Negwer Door Systems eliminates messy spreadsheets for tracking bids
Written by Andy Lee
“When I showed them how many hours I was spending just data entering and not estimating … clearly there was value.” — Erich Ruhmann (estimator at Negwer)— Erich Ruhmann (estimator at Negwer)
Background
Negwer Door Systems is a door trade contractor, a division of Negwer Materials, based in St. Louis, Missouri, that supplies and distributes custom and commercial doors ranging from hollow metal and wood doors to frames and hardware. With four regional offices, Negwer Door Systems primarily serves Missouri and Illinois but occasionally services other states as well, on its customer’s requests, and adds value to the relationship.
Challenge
Prior to our bid board, the estimating team at Negwer Door Systems coordinated bids across four regional offices and would receive 100+ emails per day, ranging from new bid invites to addendas and RFIs. Like most contractors, Negwer used a master spreadsheet shared across all offices and all estimators. Each row in this bid log tracked a single bid and contained necessary information like due-date, times emails were received, the general contractor, and the assigned estimator.

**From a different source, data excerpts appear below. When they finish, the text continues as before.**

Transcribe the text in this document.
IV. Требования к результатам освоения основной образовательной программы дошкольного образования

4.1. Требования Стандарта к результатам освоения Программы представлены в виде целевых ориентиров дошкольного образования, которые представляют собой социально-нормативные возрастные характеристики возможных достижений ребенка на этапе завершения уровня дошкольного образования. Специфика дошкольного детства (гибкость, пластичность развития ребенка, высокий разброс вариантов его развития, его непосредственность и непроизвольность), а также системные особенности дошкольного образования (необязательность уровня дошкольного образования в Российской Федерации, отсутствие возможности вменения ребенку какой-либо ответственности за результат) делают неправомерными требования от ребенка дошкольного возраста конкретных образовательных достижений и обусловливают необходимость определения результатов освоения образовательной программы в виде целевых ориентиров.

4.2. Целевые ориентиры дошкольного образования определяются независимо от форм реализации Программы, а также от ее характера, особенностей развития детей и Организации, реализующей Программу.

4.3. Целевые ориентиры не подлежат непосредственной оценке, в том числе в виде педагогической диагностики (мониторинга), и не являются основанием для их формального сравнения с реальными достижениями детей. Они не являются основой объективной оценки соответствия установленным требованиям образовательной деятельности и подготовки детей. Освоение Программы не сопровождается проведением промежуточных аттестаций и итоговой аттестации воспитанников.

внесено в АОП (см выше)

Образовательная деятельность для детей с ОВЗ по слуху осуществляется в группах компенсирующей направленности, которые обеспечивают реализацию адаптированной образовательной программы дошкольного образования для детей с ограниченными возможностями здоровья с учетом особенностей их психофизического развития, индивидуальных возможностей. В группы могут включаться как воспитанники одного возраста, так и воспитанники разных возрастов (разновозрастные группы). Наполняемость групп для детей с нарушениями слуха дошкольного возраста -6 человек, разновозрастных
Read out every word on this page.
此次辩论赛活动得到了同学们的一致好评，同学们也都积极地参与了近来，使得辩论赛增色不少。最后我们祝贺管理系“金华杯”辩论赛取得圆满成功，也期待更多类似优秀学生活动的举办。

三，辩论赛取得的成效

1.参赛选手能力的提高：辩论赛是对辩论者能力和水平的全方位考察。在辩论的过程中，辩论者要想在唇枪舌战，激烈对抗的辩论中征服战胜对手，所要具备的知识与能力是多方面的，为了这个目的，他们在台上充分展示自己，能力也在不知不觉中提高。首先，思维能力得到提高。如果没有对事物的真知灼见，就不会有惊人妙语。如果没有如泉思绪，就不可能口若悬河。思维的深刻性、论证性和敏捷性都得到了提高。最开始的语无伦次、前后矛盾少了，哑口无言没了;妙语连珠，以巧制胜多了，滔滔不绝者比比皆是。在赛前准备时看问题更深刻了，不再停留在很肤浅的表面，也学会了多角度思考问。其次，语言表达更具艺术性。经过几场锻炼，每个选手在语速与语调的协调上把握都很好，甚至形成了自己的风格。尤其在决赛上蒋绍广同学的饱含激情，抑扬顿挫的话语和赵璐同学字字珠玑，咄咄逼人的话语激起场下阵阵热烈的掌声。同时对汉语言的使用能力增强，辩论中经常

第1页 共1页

Erich Ruhmann, an Estimator at Negwer Door Systems, was in charge of checking Negwer’s estimating inbox three times a day and updating the bid log. However, managing a 20-person estimating team and coordinating multi-office efforts through a bid log and manual process was error-prone, inefficient, and caused problems.
- Hours wasted on admin work hurt productivity because estimators tracked 100s of emails and constantly kept the bid log up-to-date, leaving less time for estimating
- Poor coordination across offices caused the same bid to be called different names
- Manual entry was error prone and caused the incorrect entry of some bid deadlines and project details
“The biggest issue we were running into was tracking a high-volume of bid requests and coordinating the bid deadlines and project details with multiple offices without duplication of bids for the same project.”
Solution
After spending years painfully adding lines to a spreadsheet, Erich immediately understood why our bid board could help improve productivity and bid tracking.
“When you added 30 new bids, that’s 30 new lines that you needed to copy and paste into the spreadsheet while ensuring you did not alter the cell formatting. Using a manual entry spreadsheet was tedious and labor-intensive. .”
Concretely, the board helped in the following ways:
- Organized bids without manual-entry and wasted time: The email scraper functionality would automatically organize all bid-related emails and group them into a clean bid-management spreadsheet. No more mistakes from manual-entry. No more time wasted on entering bids.
- Cross-office visibility: Negwer had trouble coordinating bids across multiple offices and the ability to see which estimator is assigned to which job in an office-wide spreadsheet without manual input eliminated miscommunication and possible duplicate work among teams in different offices.
“We have not only been able to eliminate all of our old bid tracking spreadsheets, but we have also been able to stay on top of our high-volume of bids and coordinate with multiple offices with much more ease.”
Conclusion
Erich Ruhmann, the protagonist of the story As with any great story, the story had a major plot twist. Although Erich saw tremendous value in the board solution, estimating directors and VPs were initially skeptical. To convince leadership, Erich volunteered to run our bid board and Negwer’s old spreadsheet side-by-side for a month, and the results were unequivocally in favor of our board.
“When I showed them how many hours I was spending just data entering and not estimating and not possibly bringing in projects for the company, they saw that clearly, there was value.”
After a month of rolling our bif board out in one office, Erich became an internal champion and initiated a program to slowly onboard the other offices. Today, all four Negwer offices are using our bidding board.